一度だけ、サンディ君と一緒にオタワ空港に飛んだことがあった。
戦争中、サンディ君と同乗員だったパイロットのロバート・クロチェ氏がそのころ俳優として有名になり、ちょうどオタワで公演中だった。
クロチェ氏は普段はバンクーバーに住んでいたのでめったに会えない。そこでトロントに住むサンディ君は、オタワで旧友に再会しようというのだった。
オタワに着いたその午後、私たちはクロチェ氏を乗せて、3人でオタワ飛行場を再びトロントに向けて飛び立った。
ところが温暖前線が北上してきて、視界がわずか1マイルにまで落ちてしまった。サンディ君は高度を1000フィート以下に落とし、なおも高圧線に沿って飛ぼうとする。
冗談ではない。
私は黙ったまま彼から操縦桿を奪い取り、オタワ空港に引き返した。
2、3分も経たないうちにたちまち豪雨となり、飛行機の車輪が地面に着いたときは、もはや視界はゼロだった。

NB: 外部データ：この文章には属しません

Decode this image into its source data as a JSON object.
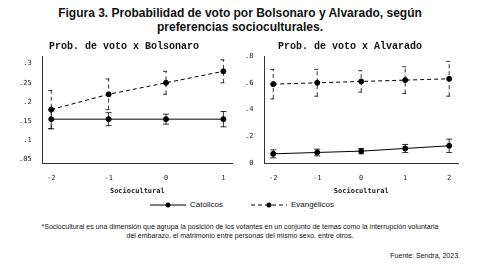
{
  "title": "Figura 3. Probabilidad de voto por Bolsonaro y Alvarado, según preferencias socioculturales.",
  "note": "*Sociocultural es una dimensión que agrupa la posición de los votantes en un conjunto de temas como la interrupción voluntaria del embarazo, el matrimonio entre personas del mismo sexo, entre otros.",
  "source": "Fuente: Sendra, 2023.",
  "chart_data": [
    {
      "type": "line",
      "title": "Prob. de voto x Bolsonaro",
      "x_label": "Sociocultural",
      "x": [
        -2,
        -1,
        0,
        1
      ],
      "xlim": [
        -2.15,
        1.15
      ],
      "xticks": [
        -2,
        -1,
        0,
        1
      ],
      "ylim": [
        0.04,
        0.32
      ],
      "yticks": [
        {
          "value": 0.05,
          "label": ".05"
        },
        {
          "value": 0.1,
          "label": ".1"
        },
        {
          "value": 0.15,
          "label": ".15"
        },
        {
          "value": 0.2,
          "label": ".2"
        },
        {
          "value": 0.25,
          "label": ".25"
        },
        {
          "value": 0.3,
          "label": ".3"
        }
      ],
      "grid": false,
      "series": [
        {
          "name": "Católicos",
          "color": "#000000",
          "marker": "circle",
          "line_style": "solid",
          "values": [
            0.155,
            0.155,
            0.155,
            0.155
          ],
          "error_low": [
            0.13,
            0.138,
            0.142,
            0.135
          ],
          "error_high": [
            0.18,
            0.172,
            0.168,
            0.175
          ]
        },
        {
          "name": "Evangélicos",
          "color": "#000000",
          "marker": "circle",
          "line_style": "dashed",
          "values": [
            0.18,
            0.22,
            0.25,
            0.28
          ],
          "error_low": [
            0.13,
            0.18,
            0.22,
            0.25
          ],
          "error_high": [
            0.23,
            0.26,
            0.28,
            0.31
          ]
        }
      ]
    },
    {
      "type": "line",
      "title": "Prob. de voto x Alvarado",
      "x_label": "Sociocultural",
      "x": [
        -2,
        -1,
        0,
        1,
        2
      ],
      "xlim": [
        -2.2,
        2.2
      ],
      "xticks": [
        -2,
        -1,
        0,
        1,
        2
      ],
      "ylim": [
        0,
        0.8
      ],
      "yticks": [
        0,
        {
          "value": 0.2,
          "label": ".2"
        },
        {
          "value": 0.4,
          "label": ".4"
        },
        {
          "value": 0.6,
          "label": ".6"
        },
        {
          "value": 0.8,
          "label": ".8"
        }
      ],
      "grid": false,
      "series": [
        {
          "name": "Católicos",
          "color": "#000000",
          "marker": "circle",
          "line_style": "solid",
          "values": [
            0.07,
            0.08,
            0.09,
            0.11,
            0.13
          ],
          "error_low": [
            0.04,
            0.055,
            0.07,
            0.08,
            0.08
          ],
          "error_high": [
            0.1,
            0.105,
            0.11,
            0.14,
            0.18
          ]
        },
        {
          "name": "Evangélicos",
          "color": "#000000",
          "marker": "circle",
          "line_style": "dashed",
          "values": [
            0.59,
            0.6,
            0.61,
            0.62,
            0.63
          ],
          "error_low": [
            0.48,
            0.5,
            0.53,
            0.52,
            0.5
          ],
          "error_high": [
            0.7,
            0.7,
            0.69,
            0.72,
            0.76
          ]
        }
      ]
    }
  ]
}
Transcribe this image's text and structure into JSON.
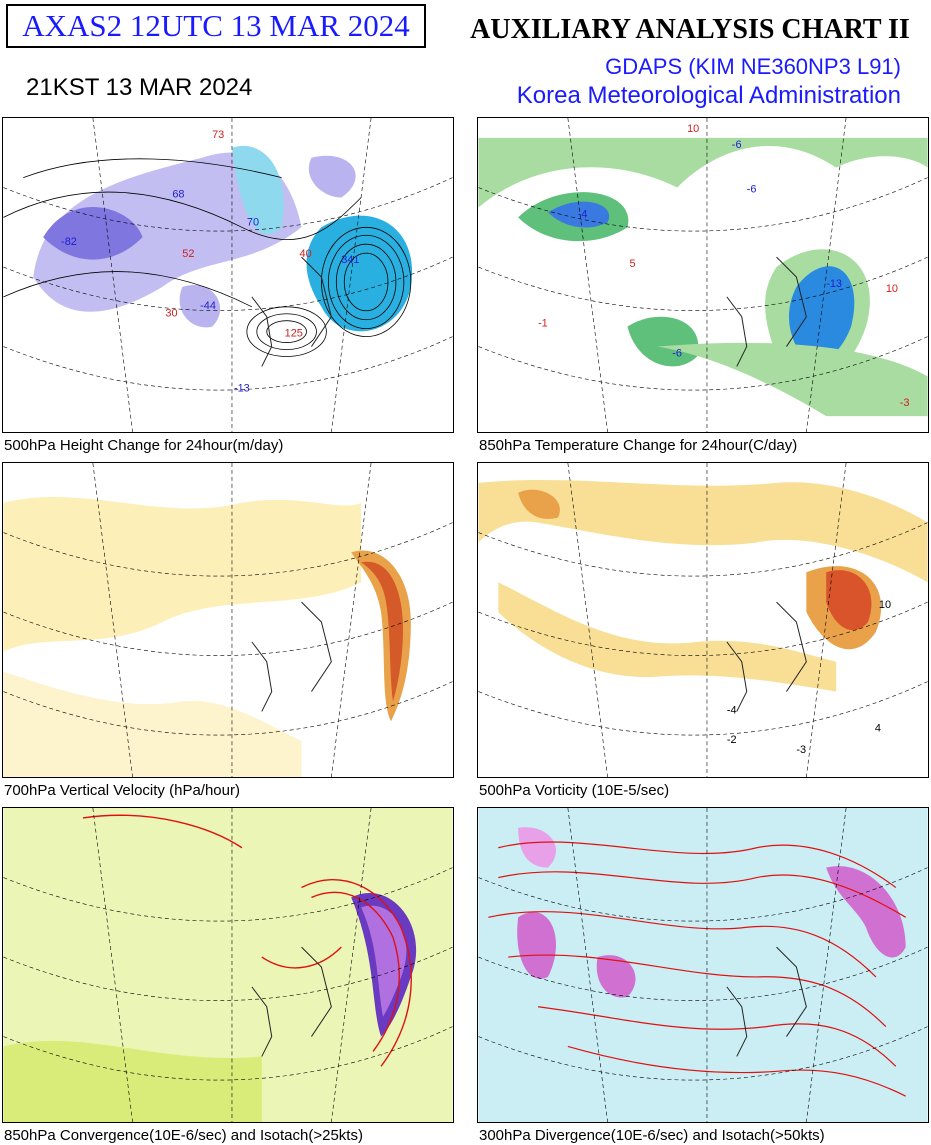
{
  "header": {
    "product_id": "AXAS2  12UTC 13 MAR 2024",
    "local_time": "21KST 13 MAR 2024",
    "chart_title": "AUXILIARY ANALYSIS CHART II",
    "model": "GDAPS (KIM NE360NP3 L91)",
    "agency": "Korea Meteorological Administration"
  },
  "panels": [
    {
      "caption": "500hPa Height Change for 24hour(m/day)",
      "labels": [
        "73",
        "68",
        "70",
        "52",
        "40",
        "341",
        "30",
        "-44",
        "-82",
        "-13",
        "125"
      ]
    },
    {
      "caption": "850hPa Temperature Change for 24hour(C/day)",
      "labels": [
        "10",
        "-6",
        "-6",
        "-4",
        "5",
        "-13",
        "-6",
        "-1",
        "10",
        "-3"
      ]
    },
    {
      "caption": "700hPa Vertical Velocity (hPa/hour)",
      "labels": []
    },
    {
      "caption": "500hPa Vorticity (10E-5/sec)",
      "labels": [
        "-4",
        "-3",
        "10",
        "-2",
        "4"
      ]
    },
    {
      "caption": "850hPa Convergence(10E-6/sec) and Isotach(>25kts)",
      "labels": []
    },
    {
      "caption": "300hPa Divergence(10E-6/sec) and Isotach(>50kts)",
      "labels": []
    }
  ],
  "colors": {
    "title_blue": "#1a1aff",
    "height_change_fill": "#b9b3f0",
    "height_change_core": "#2ab0e0",
    "temp_change_fill": "#a8dca0",
    "temp_change_core": "#2a8ae0",
    "velocity_fill": "#fbe89a",
    "vorticity_fill": "#f6d77a",
    "vorticity_core": "#d9542a",
    "convergence_fill": "#d9ec7a",
    "divergence_fill": "#a6e3ec",
    "isotach_line": "#e01010"
  }
}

その晩、二人して汽車でトロントに戻ったが、サンディ君は怒ってしまって、私とはずっと口をきかなかった。このときばかりは彼の自尊心をひどく傷つけたようだった。
これまでも私はいつだって、幸福の「青い鳥」がどこかにいるはずだと、あちこち迷いながら探し求めてきたのである。
私が探していたのはどんな男性なのか? 外見など、どうでもよかった。
心の奥底からコミュニケートできる、偽りのない人。
欠点も長所も含めて、私のあるがままの姿を許してくれる人。
私が私らしく、私のありのままに振舞ったとしても、そんな私を愛してくれる人…。
だがそのような寛大な男性はこの世に存在しないらしかった。
青い鳥なんてそんなもの、所詮見つからないのだ。それならいっそ、一人でいたほうがいい。
そんな風に、男の人と親密な関係を作ることをあきらめてしまうと、当座はもうほかにすることがなかった。
そうなると勉強にもよく集中できるもので、やがて挑戦したコマーシャルパイロットの3時間の筆記試験も、私は無事パスすることが出来た。
そして5月26日には、ついに2時間のフライトテストを受けて難なく合格することが出来たのである。
これで私も、とうとうプロのパイロットの仲間入りを果たしたことになる。さすがに張り詰めていた体中の神経が、一度にゆるんだ気がした。
その後、妹さんから「サンディ君が心臓麻痺で亡くなった」という知らせを受けたのは、私がバンクーバーに住んでいた1976年のことであった。